CommanderDrool · 26/12/2010 21:56

She will use them and enjoy role playing with them when she is older and there is nothing wrong with that as long as she has plenty of other things to role play with too.

Wait a year and then prepare yourself for the avalanche of dress up clothes, clippy cloppy shoes and 'jewels.'

Shudder

TotorosOcarnina · 26/12/2010 21:56

I rREALLY don't want to come across as ungrateful

i was just a bit shocked i think as out of 6 years of getting presents i'd never sgotten a hoover but then my gorgeous DD gets all this cleaning stuff. i just thought 'omg shes better than that!!' Grin

I'm probably looking ointo it too much and she may love them, but i suppose because I detest the daily battle I have with cleaning and cooking then I felt she shouldn't ebven thave to THINK about that until she has to Grin if ever!!!

OP posts:
Imarriedafrog · 26/12/2010 21:56

This reply has been deleted

Message withdrawn at poster's request.

edam · 26/12/2010 21:57

that is a bit shit. Fine, children like playing with toy kitchens, but blimey, it's a bit pointed especially as they didn't buy anything like this for your sons.

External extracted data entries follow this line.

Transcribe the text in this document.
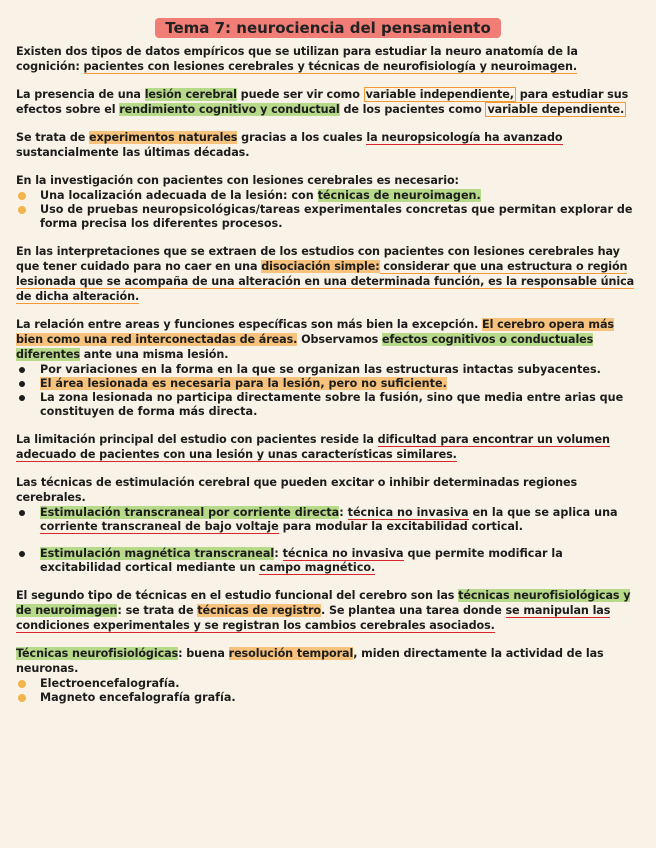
Tema 7: neurociencia del pensamiento

Existen dos tipos de datos empíricos que se utilizan para estudiar la neuro anatomía de la cognición: pacientes con lesiones cerebrales y técnicas de neurofisiología y neuroimagen.

La presencia de una lesión cerebral puede ser vir como variable independiente, para estudiar sus efectos sobre el rendimiento cognitivo y conductual de los pacientes como variable dependiente.

Se trata de experimentos naturales gracias a los cuales la neuropsicología ha avanzado sustancialmente las últimas décadas.

En la investigación con pacientes con lesiones cerebrales es necesario:

Una localización adecuada de la lesión: con técnicas de neuroimagen.
Uso de pruebas neuropsicológicas/tareas experimentales concretas que permitan explorar de forma precisa los diferentes procesos.

En las interpretaciones que se extraen de los estudios con pacientes con lesiones cerebrales hay que tener cuidado para no caer en una disociación simple: considerar que una estructura o región lesionada que se acompaña de una alteración en una determinada función, es la responsable única de dicha alteración.

La relación entre areas y funciones específicas son más bien la excepción. El cerebro opera más bien como una red interconectadas de áreas. Observamos efectos cognitivos o conductuales diferentes ante una misma lesión.

Por variaciones en la forma en la que se organizan las estructuras intactas subyacentes.
El área lesionada es necesaria para la lesión, pero no suficiente.
La zona lesionada no participa directamente sobre la fusión, sino que media entre arias que constituyen de forma más directa.

La limitación principal del estudio con pacientes reside la dificultad para encontrar un volumen adecuado de pacientes con una lesión y unas características similares.

Las técnicas de estimulación cerebral que pueden excitar o inhibir determinadas regiones cerebrales.

Estimulación transcraneal por corriente directa: técnica no invasiva en la que se aplica una corriente transcraneal de bajo voltaje para modular la excitabilidad cortical.
Estimulación magnética transcraneal: técnica no invasiva que permite modificar la excitabilidad cortical mediante un campo magnético.

El segundo tipo de técnicas en el estudio funcional del cerebro son las técnicas neurofisiológicas y de neuroimagen: se trata de técnicas de registro. Se plantea una tarea donde se manipulan las condiciones experimentales y se registran los cambios cerebrales asociados.

Técnicas neurofisiológicas: buena resolución temporal, miden directamente la actividad de las neuronas.

Electroencefalografía.
Magneto encefalografía grafía.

fuzzypicklehead · 26/12/2010 21:58

ravenAK--I needed a toy hoover, damnit! My DD1 used to be terrified of the hoover, to the point that she would scream and pass out if I tried to use it while she was in the house.

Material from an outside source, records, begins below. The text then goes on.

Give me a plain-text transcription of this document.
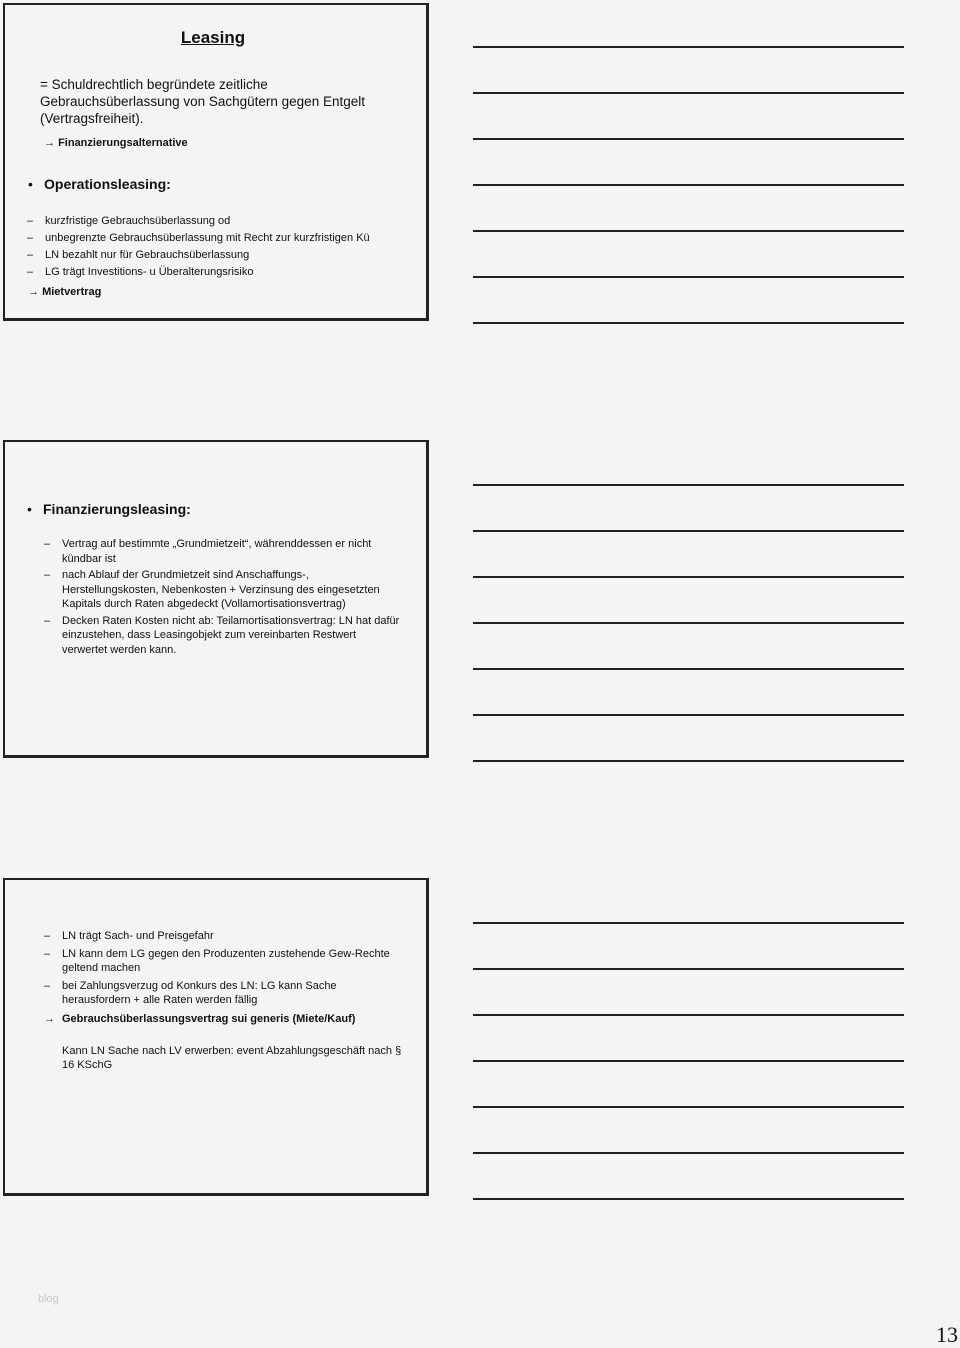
Leasing

= Schuldrechtlich begründete zeitliche Gebrauchsüberlassung von Sachgütern gegen Entgelt (Vertragsfreiheit).

→ Finanzierungsalternative
• Operationsleasing:
– kurzfristige Gebrauchsüberlassung od
– unbegrenzte Gebrauchsüberlassung mit Recht zur kurzfristigen Kü
– LN bezahlt nur für Gebrauchsüberlassung
– LG trägt Investitions- u Überalterungsrisiko
→ Mietvertrag
• Finanzierungsleasing:
– Vertrag auf bestimmte „Grundmietzeit“, währenddessen er nicht kündbar ist
– nach Ablauf der Grundmietzeit sind Anschaffungs-, Herstellungskosten, Nebenkosten + Verzinsung des eingesetzten Kapitals durch Raten abgedeckt (Vollamortisationsvertrag)
– Decken Raten Kosten nicht ab: Teilamortisationsvertrag: LN hat dafür einzustehen, dass Leasingobjekt zum vereinbarten Restwert verwertet werden kann.
– LN trägt Sach- und Preisgefahr
– LN kann dem LG gegen den Produzenten zustehende Gew-Rechte geltend machen
– bei Zahlungsverzug od Konkurs des LN: LG kann Sache herausfordern + alle Raten werden fällig
→ Gebrauchsüberlassungsvertrag sui generis (Miete/Kauf)
Kann LN Sache nach LV erwerben: event Abzahlungsgeschäft nach § 16 KSchG
blog
13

Cue toy hoover with balls inside to get her used to the idea. Now she loves it. Unfortunately this means that I've had to ebay the toy hoover and invest in a dustbuster for her--otherwise she steals my vacuum as I'm trying to use it!

onlyjuststillme · 26/12/2010 21:59

sorry yabu! My daughter got some of that stuff. She also got a tool box and some toy cars. I dont see any of that stuff as female stuff its just pretend! That and my nephew spent all day yesterday playing with it, he thought it was great.